L’extension du domaine des frappes israéliennes peut aussi avoir des objectifs plus larges et géopolitiques, d’après les experts interrogés par France 24. « L’attaque contre les infrastructures énergétiques est révélatrice, car c’est une manière pour Israël d’indiquer qu’il peut chercher à déstabiliser le pays dans l’espoir de faire tomber le régime en place à Téhéran », estime Shahin Modarres, responsable du programme sur l’Iran à l’International Team for the Study of Security (ITSS) Verona.
Si les Israéliens visent des infrastructures énergétiques exclusivement civiles, cela peut aggraver encore les coupures de courant à travers le pays et « contribuer à saper la confiance que la population pourrait avoir en ses dirigeants », suggère Filippo Dionigi.
Dans ce scénario, les frappes contre les bâtiments liés au pouvoir politique – tel que celui de la radio et de la télévision d’État, ciblé lundi 15 juin – ou à la police seraient une manière « de signaler aux opposants au pouvoir en place qu’ils doivent saisir l’opportunité et profiter d’une certaine vacance de l’appareil répressif », souligne Veronika Poniscjakova.
Une menace existentielle pour le pouvoir iranien ?
Le bombardement par l’aviation israélienne des locaux de la police à Téhéran et du ministère du Renseignement « peut réduire la capacité des autorités iraniennes à réprimer les troubles sociaux », souligne le site de l’Institute for the Study of War dans une note d’analyse de la situation en Iran rédigée en partenariat avec l’American Enterprise Institute et publiée lundi.

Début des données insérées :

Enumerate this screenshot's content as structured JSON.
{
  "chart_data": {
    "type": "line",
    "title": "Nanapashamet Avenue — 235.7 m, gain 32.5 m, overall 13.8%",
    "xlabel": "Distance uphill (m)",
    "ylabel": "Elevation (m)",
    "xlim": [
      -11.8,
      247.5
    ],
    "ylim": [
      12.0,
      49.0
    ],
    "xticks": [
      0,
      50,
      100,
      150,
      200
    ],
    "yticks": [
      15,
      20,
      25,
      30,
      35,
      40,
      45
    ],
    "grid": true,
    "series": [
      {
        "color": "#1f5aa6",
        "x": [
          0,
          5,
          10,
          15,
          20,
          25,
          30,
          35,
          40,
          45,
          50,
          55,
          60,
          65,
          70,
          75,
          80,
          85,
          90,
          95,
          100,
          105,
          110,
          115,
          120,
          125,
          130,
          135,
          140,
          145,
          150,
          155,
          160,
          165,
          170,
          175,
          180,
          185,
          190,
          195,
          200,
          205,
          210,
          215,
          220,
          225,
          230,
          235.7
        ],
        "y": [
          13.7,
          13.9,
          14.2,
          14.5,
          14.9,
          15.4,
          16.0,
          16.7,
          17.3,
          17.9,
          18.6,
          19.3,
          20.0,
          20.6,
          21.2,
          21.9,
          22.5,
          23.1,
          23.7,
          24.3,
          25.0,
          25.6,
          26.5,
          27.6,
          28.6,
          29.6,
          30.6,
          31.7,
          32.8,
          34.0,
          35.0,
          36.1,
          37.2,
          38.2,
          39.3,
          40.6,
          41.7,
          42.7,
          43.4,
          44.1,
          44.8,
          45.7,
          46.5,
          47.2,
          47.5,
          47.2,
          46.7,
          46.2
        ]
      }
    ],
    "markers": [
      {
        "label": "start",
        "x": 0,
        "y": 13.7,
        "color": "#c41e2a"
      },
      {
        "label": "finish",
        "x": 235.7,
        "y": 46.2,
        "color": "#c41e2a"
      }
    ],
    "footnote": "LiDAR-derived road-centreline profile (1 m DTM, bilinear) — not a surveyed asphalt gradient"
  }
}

L’hypothèse d’une volonté israélienne de faire chuter le pouvoir en place à Téhéran est renforcé par « la communication de Benjamin Netanyahu qui, sur les réseaux sociaux, publie des messages destinés aux Iraniens revenant à leur dire : ‘Regardez comment nous affaiblissons un régime qui vous oppresse depuis des décennies’ », note Clive Jones.
Encore faudrait-il savoir si le pouvoir iranien a réellement été affaibli au point d’être incapable de s’opposer à un soulèvement de l’intérieur. « C’est la grande question du moment à laquelle personne ne peut vraiment répondre », reconnaît Clive Jones.

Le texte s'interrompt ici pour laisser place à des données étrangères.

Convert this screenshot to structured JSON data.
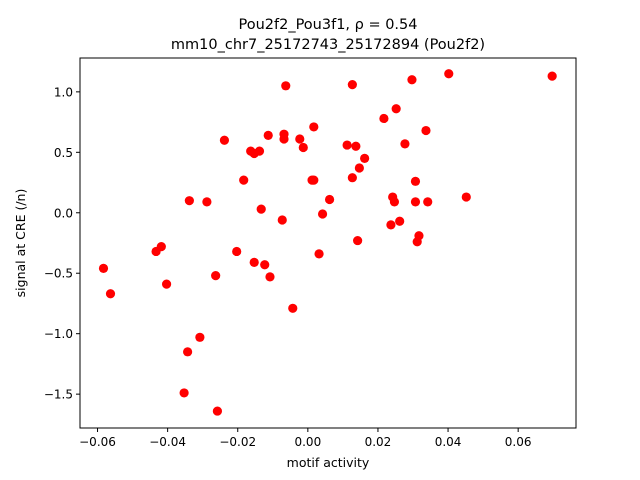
{
  "chart_data": {
    "type": "scatter",
    "title_line1": "Pou2f2_Pou3f1, ρ = 0.54",
    "title_line2": "mm10_chr7_25172743_25172894 (Pou2f2)",
    "xlabel": "motif activity",
    "ylabel": "signal at CRE (/n)",
    "xlim": [
      -0.065,
      0.0765
    ],
    "ylim": [
      -1.78,
      1.28
    ],
    "xticks": [
      -0.06,
      -0.04,
      -0.02,
      0.0,
      0.02,
      0.04,
      0.06
    ],
    "xtick_labels": [
      "−0.06",
      "−0.04",
      "−0.02",
      "0.00",
      "0.02",
      "0.04",
      "0.06"
    ],
    "yticks": [
      -1.5,
      -1.0,
      -0.5,
      0.0,
      0.5,
      1.0
    ],
    "ytick_labels": [
      "−1.5",
      "−1.0",
      "−0.5",
      "0.0",
      "0.5",
      "1.0"
    ],
    "grid": false,
    "marker_color": "#ff0000",
    "points": [
      [
        -0.0583,
        -0.46
      ],
      [
        -0.0563,
        -0.67
      ],
      [
        -0.0433,
        -0.32
      ],
      [
        -0.0418,
        -0.28
      ],
      [
        -0.0403,
        -0.59
      ],
      [
        -0.0343,
        -1.15
      ],
      [
        -0.0338,
        0.1
      ],
      [
        -0.0353,
        -1.49
      ],
      [
        -0.0308,
        -1.03
      ],
      [
        -0.0288,
        0.09
      ],
      [
        -0.0263,
        -0.52
      ],
      [
        -0.0258,
        -1.64
      ],
      [
        -0.0238,
        0.6
      ],
      [
        -0.0203,
        -0.32
      ],
      [
        -0.0183,
        0.27
      ],
      [
        -0.0163,
        0.51
      ],
      [
        -0.0153,
        0.49
      ],
      [
        -0.0153,
        -0.41
      ],
      [
        -0.0138,
        0.51
      ],
      [
        -0.0133,
        0.03
      ],
      [
        -0.0123,
        -0.43
      ],
      [
        -0.0113,
        0.64
      ],
      [
        -0.0108,
        -0.53
      ],
      [
        -0.0073,
        -0.06
      ],
      [
        -0.0068,
        0.65
      ],
      [
        -0.0068,
        0.61
      ],
      [
        -0.0063,
        1.05
      ],
      [
        -0.0043,
        -0.79
      ],
      [
        -0.0023,
        0.61
      ],
      [
        -0.0013,
        0.54
      ],
      [
        0.0012,
        0.27
      ],
      [
        0.0017,
        0.27
      ],
      [
        0.0017,
        0.71
      ],
      [
        0.0032,
        -0.34
      ],
      [
        0.0042,
        -0.01
      ],
      [
        0.0062,
        0.11
      ],
      [
        0.0112,
        0.56
      ],
      [
        0.0127,
        0.29
      ],
      [
        0.0127,
        1.06
      ],
      [
        0.0137,
        0.55
      ],
      [
        0.0142,
        -0.23
      ],
      [
        0.0147,
        0.37
      ],
      [
        0.0162,
        0.45
      ],
      [
        0.0217,
        0.78
      ],
      [
        0.0237,
        -0.1
      ],
      [
        0.0242,
        0.13
      ],
      [
        0.0247,
        0.09
      ],
      [
        0.0252,
        0.86
      ],
      [
        0.0262,
        -0.07
      ],
      [
        0.0277,
        0.57
      ],
      [
        0.0297,
        1.1
      ],
      [
        0.0307,
        0.26
      ],
      [
        0.0307,
        0.09
      ],
      [
        0.0312,
        -0.24
      ],
      [
        0.0317,
        -0.19
      ],
      [
        0.0337,
        0.68
      ],
      [
        0.0342,
        0.09
      ],
      [
        0.0402,
        1.15
      ],
      [
        0.0452,
        0.13
      ],
      [
        0.0697,
        1.13
      ]
    ]
  }
}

Sans compter que « toute interférence étrangère dans les affaires politiques d’un pays peut entraîner une sorte de réveil patriotique et un regroupement autour de la figure du leader, même contesté », avertit Filippo Dionigi. Autrement dit, Benjamin Netanyahu, en se faisant le soutien explicite aux mouvements d’opposition en Iran, peut renforcer le régime iranien le temps de la guerre.

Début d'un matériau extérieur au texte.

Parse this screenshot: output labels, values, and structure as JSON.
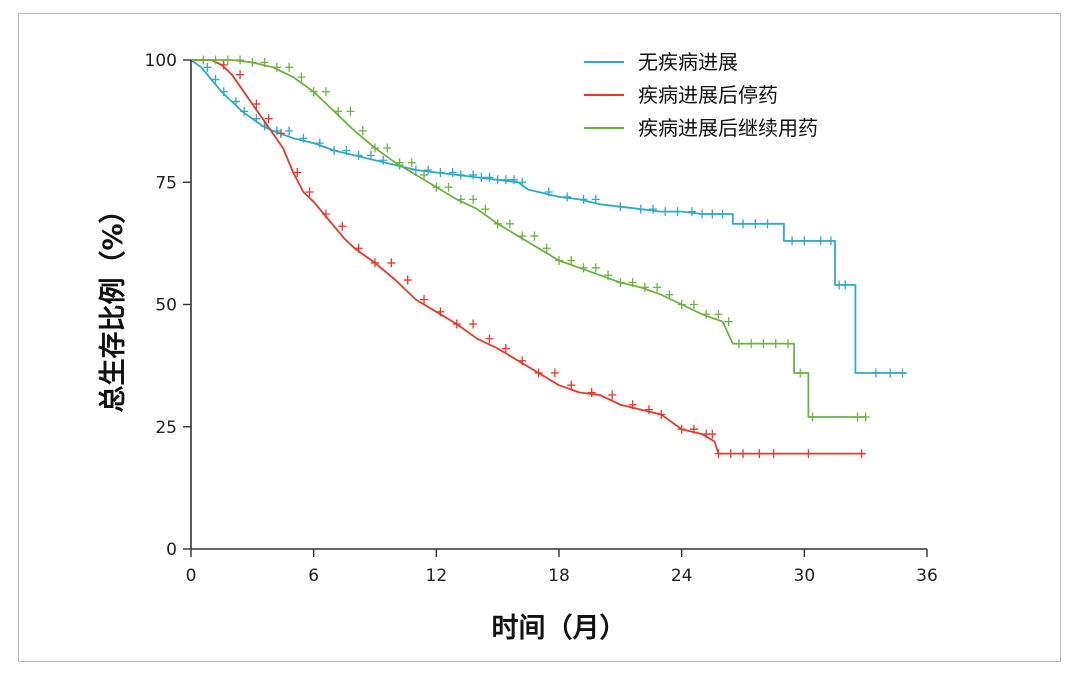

Sans compter que le Premier ministre israélien « fait un pari très risqué en lançant une campagne qui va au-delà des seules cibles liées au programme nucléaire », assure Clive Jones.
En effet, en face, le pouvoir iranien « comprend que c’est une menace existentielle pour lui. Il va donc utiliser tous les moyens militaires à sa disposition pour assurer sa survie », estime Filippo Dionigi.
Le risque est une intensification du conflit qui résulterait « dans un nombre plus élevé de victimes civiles en Israël, ce qui accentuerait la pression politique sur le gouvernement israélien », souligne Shahin Modarres. Pour cet expert, « soit Benjamin Netanyahu réussit à ralentir suffisamment le programme nucléaire iranien, à neutraliser le commandement militaire et à affaiblir suffisamment le régime, soit il risque de chuter ».